Step 4: Use the CROWD OUT METHOD
Replace every digital habit with a physical or creative one:
Pick up an actual book
Write morning pages
Go for a walk around the block as a quick distraction.
Write a letter (with a pen!)
Draw something
Write a gratitude list.
Have your phone stocked with audiobooks. (PSA: Libby works so well and it’s free through your public library!) Never in all my time have I regretted reading a book. The time spent in a story is both calming and expanding for your mind.
Be prepared with your crowd-outs. I carry a book or my Kindle everywhere — and I literally put a red “X” on the back of my phone as a reminder of the task at hand.
Step 5: Check Your Phone 2 Times A Day, Not 200
Your phone is not a missing limb.
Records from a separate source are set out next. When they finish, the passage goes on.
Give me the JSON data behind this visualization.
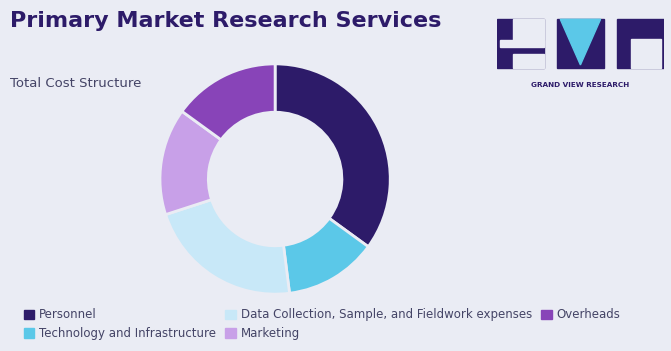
{
  "title": "Primary Market Research Services",
  "subtitle": "Total Cost Structure",
  "background_color": "#eaecf4",
  "segments": [
    {
      "label": "Personnel",
      "value": 35,
      "color": "#2d1b69"
    },
    {
      "label": "Technology and Infrastructure",
      "value": 13,
      "color": "#5bc8e8"
    },
    {
      "label": "Data Collection, Sample, and Fieldwork expenses",
      "value": 22,
      "color": "#c8e8f8"
    },
    {
      "label": "Marketing",
      "value": 15,
      "color": "#c8a0e8"
    },
    {
      "label": "Overheads",
      "value": 15,
      "color": "#8844b8"
    }
  ],
  "donut_width": 0.42,
  "legend_font_size": 8.5,
  "title_font_size": 16,
  "subtitle_font_size": 9.5,
  "title_color": "#2d1b69",
  "subtitle_color": "#444466",
  "logo_bg_color": "#2d1b69",
  "logo_triangle_color": "#5bc8e8",
  "logo_text_color": "#2d1b69"
}
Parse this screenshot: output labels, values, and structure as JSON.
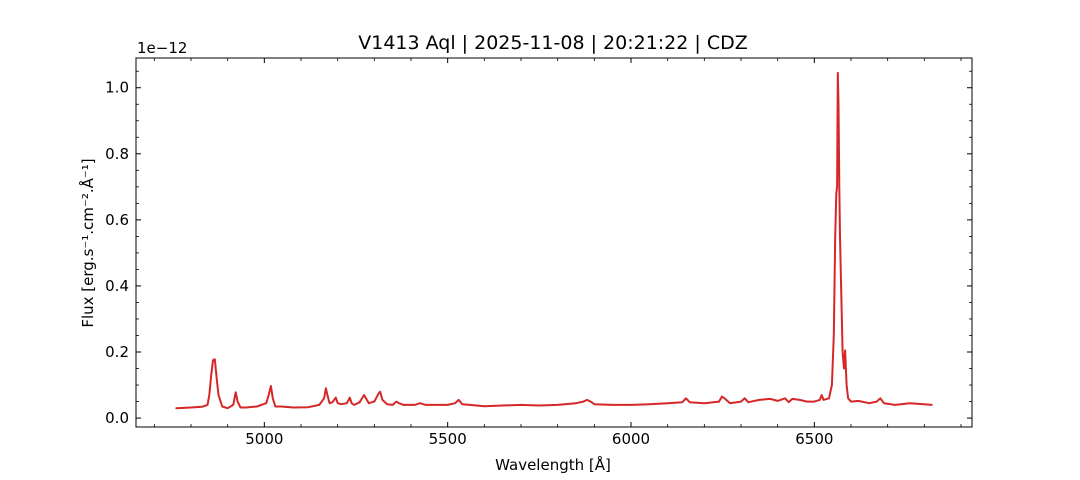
{
  "chart_data": {
    "type": "line",
    "title": "V1413 Aql | 2025-11-08 | 20:21:22 | CDZ",
    "xlabel": "Wavelength [Å]",
    "ylabel": "Flux [erg.s⁻¹.cm⁻².Å⁻¹]",
    "y_offset_label": "1e−12",
    "xlim": [
      4650,
      6930
    ],
    "ylim": [
      -0.027,
      1.09
    ],
    "x_ticks": [
      5000,
      5500,
      6000,
      6500
    ],
    "x_tick_labels": [
      "5000",
      "5500",
      "6000",
      "6500"
    ],
    "y_ticks": [
      0.0,
      0.2,
      0.4,
      0.6,
      0.8,
      1.0
    ],
    "y_tick_labels": [
      "0.0",
      "0.2",
      "0.4",
      "0.6",
      "0.8",
      "1.0"
    ],
    "grid": false,
    "line_color": "#d62728",
    "series": [
      {
        "x": [
          4760,
          4800,
          4830,
          4845,
          4850,
          4855,
          4860,
          4865,
          4870,
          4875,
          4885,
          4900,
          4915,
          4922,
          4927,
          4935,
          4950,
          4980,
          5005,
          5012,
          5018,
          5023,
          5030,
          5045,
          5080,
          5120,
          5150,
          5163,
          5168,
          5172,
          5178,
          5186,
          5195,
          5200,
          5210,
          5225,
          5233,
          5238,
          5245,
          5260,
          5272,
          5278,
          5285,
          5300,
          5312,
          5316,
          5322,
          5335,
          5350,
          5360,
          5367,
          5380,
          5410,
          5425,
          5440,
          5470,
          5500,
          5520,
          5530,
          5540,
          5560,
          5600,
          5650,
          5700,
          5750,
          5800,
          5850,
          5870,
          5880,
          5890,
          5900,
          5950,
          6000,
          6050,
          6100,
          6140,
          6150,
          6160,
          6200,
          6240,
          6248,
          6255,
          6270,
          6300,
          6310,
          6320,
          6350,
          6380,
          6400,
          6420,
          6430,
          6440,
          6460,
          6480,
          6500,
          6515,
          6520,
          6525,
          6540,
          6548,
          6553,
          6557,
          6560,
          6562,
          6564,
          6566,
          6568,
          6570,
          6573,
          6577,
          6581,
          6584,
          6588,
          6592,
          6600,
          6620,
          6650,
          6670,
          6680,
          6690,
          6720,
          6760,
          6800,
          6820
        ],
        "y": [
          0.03,
          0.032,
          0.034,
          0.04,
          0.07,
          0.13,
          0.175,
          0.178,
          0.12,
          0.07,
          0.035,
          0.03,
          0.04,
          0.078,
          0.05,
          0.032,
          0.032,
          0.035,
          0.045,
          0.07,
          0.097,
          0.06,
          0.035,
          0.035,
          0.032,
          0.033,
          0.04,
          0.06,
          0.09,
          0.07,
          0.045,
          0.048,
          0.062,
          0.045,
          0.042,
          0.045,
          0.062,
          0.045,
          0.04,
          0.048,
          0.07,
          0.058,
          0.045,
          0.05,
          0.075,
          0.08,
          0.055,
          0.042,
          0.04,
          0.05,
          0.045,
          0.04,
          0.04,
          0.045,
          0.04,
          0.04,
          0.04,
          0.045,
          0.055,
          0.042,
          0.04,
          0.036,
          0.038,
          0.04,
          0.038,
          0.04,
          0.045,
          0.05,
          0.055,
          0.05,
          0.042,
          0.04,
          0.04,
          0.042,
          0.045,
          0.048,
          0.06,
          0.048,
          0.045,
          0.05,
          0.065,
          0.06,
          0.045,
          0.05,
          0.06,
          0.048,
          0.055,
          0.058,
          0.052,
          0.06,
          0.048,
          0.058,
          0.055,
          0.05,
          0.05,
          0.055,
          0.07,
          0.055,
          0.06,
          0.1,
          0.25,
          0.55,
          0.68,
          0.7,
          1.045,
          0.95,
          0.7,
          0.55,
          0.4,
          0.2,
          0.15,
          0.205,
          0.1,
          0.06,
          0.05,
          0.052,
          0.045,
          0.05,
          0.06,
          0.045,
          0.04,
          0.045,
          0.042,
          0.04
        ]
      }
    ]
  }
}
You don't need it attached to you.
Step 6: Turn Off Notifications
Turn off notifications or set them to one daily summary (try late afternoon).
Put your phone on Do Not Disturb all day, with only critical calls breaking through (kids’ school, your sig other, etc.).
For iPhones:
Go to Settings → Focus → Do Not Disturb → People → Allow Notifications From and select your “Favorites.”
Step 7: Create Before You Consume
THIS IS THE BEST MANTRA I HAVE EVER COME ACROSS. Do something productive before you consume anything. Exercise, do a 90 minute work block, journal, etc.
Step 8: Try “Raw Dogging Boredom”
(Yuck — why, Gen Z, why?)
First of all, I didn’t name this trend. Second, it works. Here’s an NY Post piece if you need more details.
Sit for 15 minutes.
Do absolutely nothing.
No phone. No music. No scrolling. Just sit.
It gets easier if you do it daily.
Step 9: Think Outcome, Not Effort
When you feel like quitting — when you need to check your phone or scroll — think of the outcome, not the unpleasantness.
Step 10: Chase Better Highs
We want real dopamine — the kind that’s earned.
From:
Finishing what you start
Doing hard things
Experiencing human connection
Making things
Reading actual books
Getting deep work accomplished.
Exercise
Being outdoors
Spending time with people we love
It’s the difference between cooking a beautiful dinner and eating crappy takeout for the third time this week.
When your dopamine resets, equilibrium comes back.
You stop running a hundred miles a minute in your own head.
You sleep better.
You feel your energy hold instead of leak.